The dead guy’s band, which had recently traveled around the country and played a series of uninspiring concerts in front of people waiting for someone else to play, will try to soldier on without him. In spite of their sadness about his death they have been somewhat consoled by a 15 percent spike in Youtube traffic, not to mention the exciting marketing opportunities that only the sudden, horrific death of an artist can provide. Several tribute albums featuring obscure musicians looking to rip the remaining flesh off of his corpse should be available soon as people race to cash in on the public’s fetishization of grief.

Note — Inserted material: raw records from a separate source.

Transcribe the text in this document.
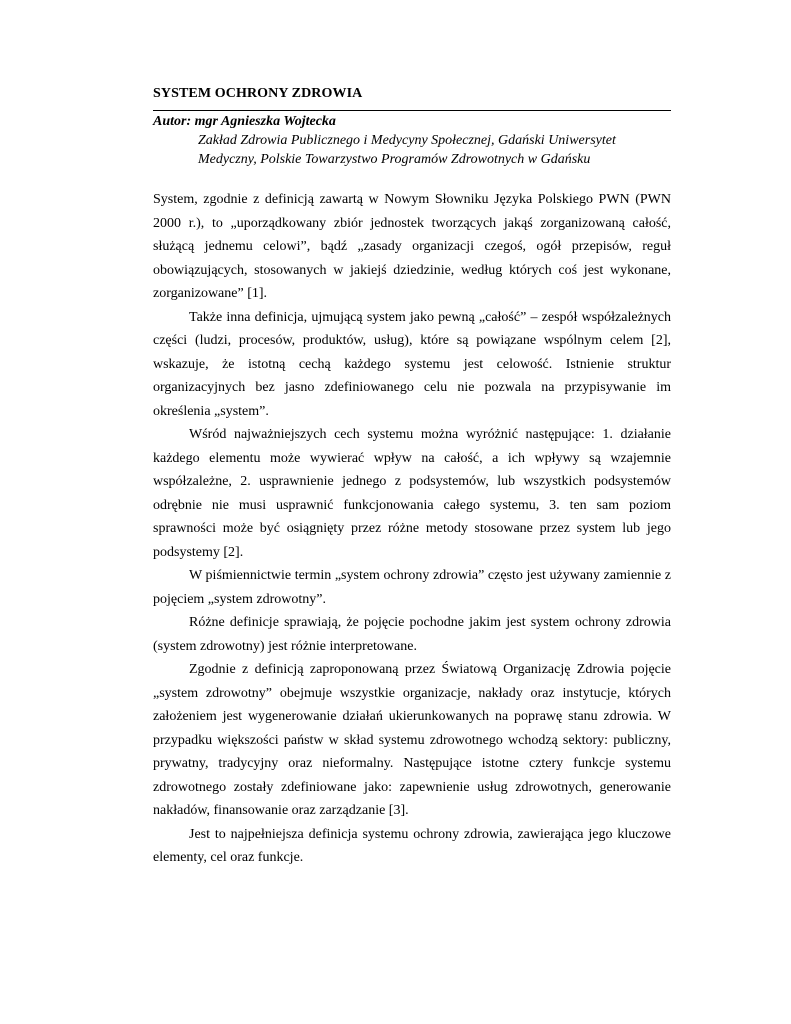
SYSTEM OCHRONY ZDROWIA
Autor: mgr Agnieszka Wojtecka
Zakład Zdrowia Publicznego i Medycyny Społecznej, Gdański Uniwersytet
Medyczny, Polskie Towarzystwo Programów Zdrowotnych w Gdańsku

System, zgodnie z definicją zawartą w Nowym Słowniku Języka Polskiego PWN (PWN 2000 r.), to „uporządkowany zbiór jednostek tworzących jakąś zorganizowaną całość, służącą jednemu celowi”, bądź „zasady organizacji czegoś, ogół przepisów, reguł obowiązujących, stosowanych w jakiejś dziedzinie, według których coś jest wykonane, zorganizowane” [1].

Także inna definicja, ujmującą system jako pewną „całość” – zespół współzależnych części (ludzi, procesów, produktów, usług), które są powiązane wspólnym celem [2], wskazuje, że istotną cechą każdego systemu jest celowość. Istnienie struktur organizacyjnych bez jasno zdefiniowanego celu nie pozwala na przypisywanie im określenia „system”.

Wśród najważniejszych cech systemu można wyróżnić następujące: 1. działanie każdego elementu może wywierać wpływ na całość, a ich wpływy są wzajemnie współzależne, 2. usprawnienie jednego z podsystemów, lub wszystkich podsystemów odrębnie nie musi usprawnić funkcjonowania całego systemu, 3. ten sam poziom sprawności może być osiągnięty przez różne metody stosowane przez system lub jego podsystemy [2].

W piśmiennictwie termin „system ochrony zdrowia” często jest używany zamiennie z pojęciem „system zdrowotny”.

Różne definicje sprawiają, że pojęcie pochodne jakim jest system ochrony zdrowia (system zdrowotny) jest różnie interpretowane.

Zgodnie z definicją zaproponowaną przez Światową Organizację Zdrowia pojęcie „system zdrowotny” obejmuje wszystkie organizacje, nakłady oraz instytucje, których założeniem jest wygenerowanie działań ukierunkowanych na poprawę stanu zdrowia. W przypadku większości państw w skład systemu zdrowotnego wchodzą sektory: publiczny, prywatny, tradycyjny oraz nieformalny. Następujące istotne cztery funkcje systemu zdrowotnego zostały zdefiniowane jako: zapewnienie usług zdrowotnych, generowanie nakładów, finansowanie oraz zarządzanie [3].

Jest to najpełniejsza definicja systemu ochrony zdrowia, zawierająca jego kluczowe elementy, cel oraz funkcje.
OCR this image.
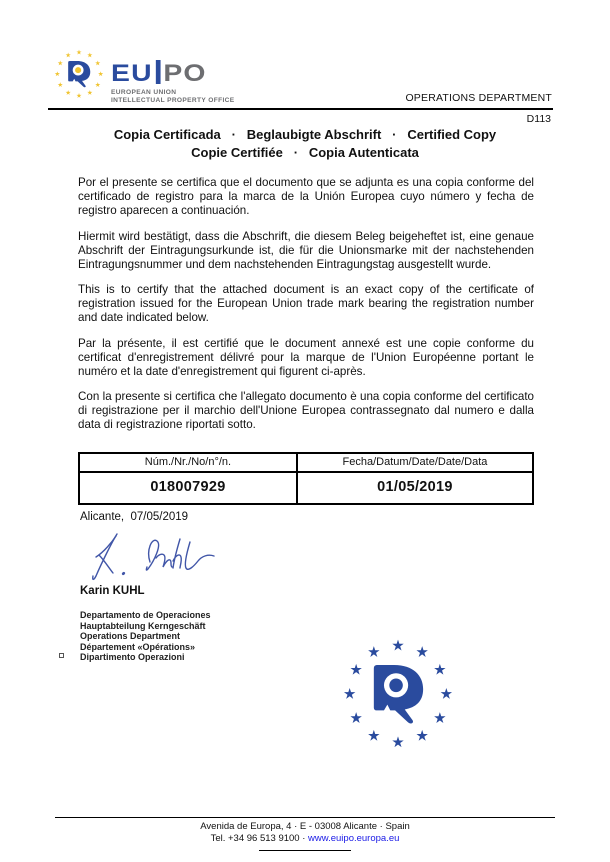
EU PO
EUROPEAN UNION
INTELLECTUAL PROPERTY OFFICE	OPERATIONS DEPARTMENT
D113
Copia Certificada   ·   Beglaubigte Abschrift   ·   Certified Copy
Copie Certifiée   ·   Copia Autenticata

Por el presente se certifica que el documento que se adjunta es una copia conforme del certificado de registro para la marca de la Unión Europea cuyo número y fecha de registro aparecen a continuación.

Hiermit wird bestätigt, dass die Abschrift, die diesem Beleg beigeheftet ist, eine genaue Abschrift der Eintragungsurkunde ist, die für die Unionsmarke mit der nachstehenden Eintragungsnummer und dem nachstehenden Eintragungstag ausgestellt wurde.

This is to certify that the attached document is an exact copy of the certificate of registration issued for the European Union trade mark bearing the registration number and date indicated below.

Par la présente, il est certifié que le document annexé est une copie conforme du certificat d'enregistrement délivré pour la marque de l'Union Européenne portant le numéro et la date d'enregistrement qui figurent ci-après.

Con la presente si certifica che l'allegato documento è una copia conforme del certificato di registrazione per il marchio dell'Unione Europea contrassegnato dal numero e dalla data di registrazione riportati sotto.

Núm./Nr./No/n°/n.	Fecha/Datum/Date/Date/Data
018007929	01/05/2019
Alicante,  07/05/2019
Karin KUHL
Departamento de Operaciones
Hauptabteilung Kerngeschäft
Operations Department
Département «Opérations»
Dipartimento Operazioni
Avenida de Europa, 4 · E - 03008 Alicante · Spain
Tel. +34 96 513 9100 · www.euipo.europa.eu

Sure, his family will probably miss him and the two or three people who actually liked him and thought of him as more than a connection to the rockstar lifestyle are filled with sorrow. But, at the end of the day, his death was probably a good thing. After all, it provided thousands of individuals with the opportunity to share in yet another in a never-ending series of public events meant to distract people from issues that actually affect them. Plus, many will now be able to participate in the fantasy that by exhibiting sorrow on a Facebook status, they can fool people into thinking that they are creatures still capable of experiencing human emotion.
Of course, it is quite possible that his death is actually just some sick prank to gather attention to websites like this one, which traffic in confusion as some bizarre postmodern form of currency. Or, it could be part of an elaborate hoax used to allow the artist to escape from the rigors of a life of in the spotlight. Like Elvis. Or Kennedy.
One thing is certain, death is a valuable and coveted commodity. If scientists could find a way to allow humans to die multiple times, it would be a marketing bonanza. To misquote a great line from Clint Eastwood in The Outlaw Josey Wales, “Dying might be a heck of a way to make a living.”